I used to have a picture of the screws labeled and sequence. Any help?


----------



## 2dr_Sentra (Dec 10, 2005)

For which motor?

I always just work my way inside -> out. Never had a problem. I snug them all first then tighten them.


----------



## NY is north (Jul 9, 2008)

start with the middle one, and work your way out, going across the short way on both sides until you reach the end...if that made sense


----------



## IanH (Feb 11, 2003)

This is for the GA motor, from FSM


----------



## maroonsentra (Mar 3, 2007)

That should work! Thanks guys!


----------



## Jopet (Aug 10, 2009)

Hi! Just wondering and might work with my car soon.
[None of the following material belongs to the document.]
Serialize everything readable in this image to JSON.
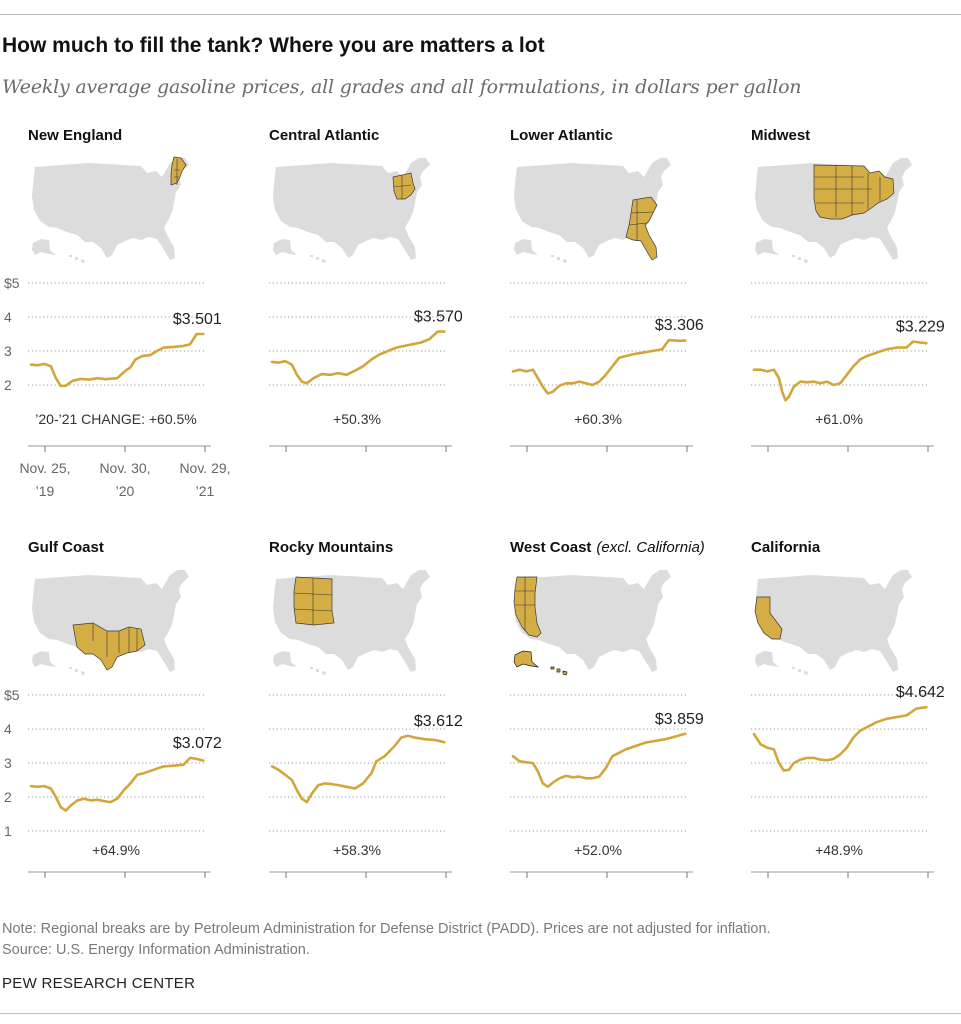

When removing the valve cover or front cover or any cover that has gaskets, isn't it adviced to replace the gaskets?


----------



## IanH (Feb 11, 2003)

Yes but as with most things it depends.
The valve cover is a rubber, so it can be cleaned and reused if its not hard or cracked.
there is sealing compound around the cam journals that will have to be replaced if its disturbed.
I worked on mine because it was leaking, 12yrs old, and the rubber was hard, and yes I replaced it as a set.


----------